Pacing and Perseverance: Bodies of Work over the Long Haul with Anna G Norton and Eric William Carroll
Pacing and Perseverance: Bodies of Work over the Long Haul with Anna G Norton and Eric William Carroll
Monthly Practice Group. March 7th - October 3rd and meets on the first Thursday of each month from 6 - 8pm ET for 9-months via Zoom.
What defines a body of work? What holds it together? When is it complete? This practice group will be led by Anna Gage Norton and Eric William Carroll. The structure will be loose and open and serve primarily as a point for accountability that can be helpful when working on a project for a longer or indefinite time. We will meet monthly to share progress and help each other with direction. Additional resources, photographs, and feedback will be offered asynchronously through a private Kinship Circle channel. Topics considered include:
How to identify and prioritize project goals
Editing / categorizing / finding threads
When is it time to bring in outside help (editors, writers, etc.)?
Working on mini projects within or spin-off projects (magazine articles or chapters within a book)
When is it finished? Does it have to have an end? Has it been going on too long?
This practice group is limited to six participants.
Kinship uses a pay-what-you-can honor system. This nine-month groups has a minimum one-time donation of $180 ($20 per month). The average contribution for a long-form practice group is $300. Please give as generously as you can. If you cannot afford the minimum contribution of $180 and need a scholarship , or prefer to make monthly payments, please don't hesitate to reach out to us.
Anna Gage Norton is a native of South Georgia and received her MFA in photography from Tyler School of Art, Temple University in 2005. Previously, Norton completed the Resident Program at Maine Photographic Workshops (now Maine Media) and her BA in anthropology from Tulane University. Norton’s work deals with her relationship to place and centers around questions of historical and geological time, the animate and inanimate, permanence and transience. She exhibits in solo and group shows regionally and throughout the US, including a site-specific video installation, Living Space, at Eastern State Penitentiary in Philadelphia.

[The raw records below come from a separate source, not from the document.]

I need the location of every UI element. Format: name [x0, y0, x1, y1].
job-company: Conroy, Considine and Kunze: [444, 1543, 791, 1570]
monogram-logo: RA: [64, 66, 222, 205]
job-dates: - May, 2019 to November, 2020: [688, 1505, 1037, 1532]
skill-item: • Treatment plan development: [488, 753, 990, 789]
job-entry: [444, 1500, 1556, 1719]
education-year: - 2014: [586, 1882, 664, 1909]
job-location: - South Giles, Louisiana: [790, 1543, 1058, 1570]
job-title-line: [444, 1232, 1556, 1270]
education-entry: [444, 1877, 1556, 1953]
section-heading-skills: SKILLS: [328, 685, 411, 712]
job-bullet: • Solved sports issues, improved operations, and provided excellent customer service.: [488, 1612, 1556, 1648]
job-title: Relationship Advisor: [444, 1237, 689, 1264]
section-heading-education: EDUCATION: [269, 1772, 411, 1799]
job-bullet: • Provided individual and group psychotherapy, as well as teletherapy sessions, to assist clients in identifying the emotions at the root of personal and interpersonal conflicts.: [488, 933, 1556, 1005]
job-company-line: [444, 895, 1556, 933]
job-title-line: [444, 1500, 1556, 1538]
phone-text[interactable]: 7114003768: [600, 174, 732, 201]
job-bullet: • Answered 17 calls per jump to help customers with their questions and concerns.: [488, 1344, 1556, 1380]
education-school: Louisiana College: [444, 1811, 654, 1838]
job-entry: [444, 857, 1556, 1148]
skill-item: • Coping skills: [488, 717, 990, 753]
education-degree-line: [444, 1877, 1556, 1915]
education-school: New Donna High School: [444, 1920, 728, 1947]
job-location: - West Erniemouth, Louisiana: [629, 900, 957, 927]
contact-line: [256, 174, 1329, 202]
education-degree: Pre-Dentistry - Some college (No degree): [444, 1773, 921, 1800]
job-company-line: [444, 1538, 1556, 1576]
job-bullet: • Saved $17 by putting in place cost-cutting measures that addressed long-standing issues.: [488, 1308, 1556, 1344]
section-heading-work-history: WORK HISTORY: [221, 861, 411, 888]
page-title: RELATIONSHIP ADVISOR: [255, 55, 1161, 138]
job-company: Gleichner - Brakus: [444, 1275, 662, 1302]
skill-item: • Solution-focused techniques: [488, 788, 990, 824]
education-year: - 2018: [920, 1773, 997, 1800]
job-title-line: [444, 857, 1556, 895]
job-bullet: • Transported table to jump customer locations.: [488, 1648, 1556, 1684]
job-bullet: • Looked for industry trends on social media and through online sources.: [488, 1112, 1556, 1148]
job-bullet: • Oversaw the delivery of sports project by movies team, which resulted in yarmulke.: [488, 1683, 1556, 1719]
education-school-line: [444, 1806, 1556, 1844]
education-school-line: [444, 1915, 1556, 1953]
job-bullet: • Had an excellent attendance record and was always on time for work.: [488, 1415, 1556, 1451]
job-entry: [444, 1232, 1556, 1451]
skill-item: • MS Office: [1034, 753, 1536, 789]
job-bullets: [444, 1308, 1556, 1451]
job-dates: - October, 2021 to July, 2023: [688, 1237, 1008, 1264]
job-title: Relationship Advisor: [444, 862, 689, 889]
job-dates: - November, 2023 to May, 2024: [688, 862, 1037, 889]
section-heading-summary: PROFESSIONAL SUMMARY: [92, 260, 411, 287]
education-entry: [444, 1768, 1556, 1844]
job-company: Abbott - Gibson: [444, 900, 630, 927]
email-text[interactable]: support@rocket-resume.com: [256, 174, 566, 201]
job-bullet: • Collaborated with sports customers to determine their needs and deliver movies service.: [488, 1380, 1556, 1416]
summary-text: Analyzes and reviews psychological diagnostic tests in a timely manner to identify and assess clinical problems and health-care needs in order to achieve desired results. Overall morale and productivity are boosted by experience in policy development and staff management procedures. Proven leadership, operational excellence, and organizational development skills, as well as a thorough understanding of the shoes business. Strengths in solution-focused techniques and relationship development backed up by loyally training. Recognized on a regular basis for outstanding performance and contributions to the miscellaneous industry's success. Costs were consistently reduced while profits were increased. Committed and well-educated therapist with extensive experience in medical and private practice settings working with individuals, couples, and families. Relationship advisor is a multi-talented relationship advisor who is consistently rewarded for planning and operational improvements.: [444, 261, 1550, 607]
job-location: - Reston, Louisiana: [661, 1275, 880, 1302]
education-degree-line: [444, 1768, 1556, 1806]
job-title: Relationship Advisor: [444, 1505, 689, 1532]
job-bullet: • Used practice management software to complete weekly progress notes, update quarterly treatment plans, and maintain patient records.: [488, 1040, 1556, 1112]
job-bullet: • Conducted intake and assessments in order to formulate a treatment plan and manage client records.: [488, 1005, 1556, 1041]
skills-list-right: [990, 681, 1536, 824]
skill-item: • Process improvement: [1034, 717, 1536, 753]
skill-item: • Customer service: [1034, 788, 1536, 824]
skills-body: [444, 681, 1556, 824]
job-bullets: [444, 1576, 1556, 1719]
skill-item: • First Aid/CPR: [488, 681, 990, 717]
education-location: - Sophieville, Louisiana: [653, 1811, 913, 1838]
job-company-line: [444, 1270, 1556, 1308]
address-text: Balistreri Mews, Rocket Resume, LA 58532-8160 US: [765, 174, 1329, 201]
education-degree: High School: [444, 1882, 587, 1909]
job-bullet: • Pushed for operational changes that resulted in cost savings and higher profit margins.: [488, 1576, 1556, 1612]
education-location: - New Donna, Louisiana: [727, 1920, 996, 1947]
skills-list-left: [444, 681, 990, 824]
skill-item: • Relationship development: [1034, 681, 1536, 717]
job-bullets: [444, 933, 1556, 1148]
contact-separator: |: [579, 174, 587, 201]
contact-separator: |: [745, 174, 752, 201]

A selection of her video stills is published in Elements of Photography by Angela L Faris-Belt, and her video work is published in Rebekah Modrak’s Reframing Photography with companion website as well as Aspect: The Chronicle of New Media Art. Her most recent documentary photography project is featured in Aint-Bad Magazine, Murze Magazine and Oxford American Magazine’s “Eyes on the South,” and she is a 2021 Puffin Grant recipient. After a decade of teaching undergraduate and high school level photography in the mid-Atlantic region, Norton has returned to the South and now lives in Highlands, North Carolina where she continues her photography and videography for her personal and professional work.
Eric William Carroll’s work on photography, science, and nature explores the differences in how we experience, represent, and organize the world. Through his photographs, installations, and performances, Carroll creates visual and emotional connections that span enormous distances in space and time. At the heart of his practice is a genuine sense of curiosity that questions traditional binary relationships. Carroll’s work has been shown widely and has been included in exhibitions at the New Orleans Museum of Art, Aperture Foundation, the Museum of Contemporary Photography, Pier 24 Photography, among others. Carroll has participated in residencies with the MacDowell Colony, Rayko Photo Center and the Blacklock Nature Sanctuary, and was the winner of the 2012 Baum Award for Emerging Photographers. Born and raised in the Midwest, Carroll currently lives in Asheville, North Carolina.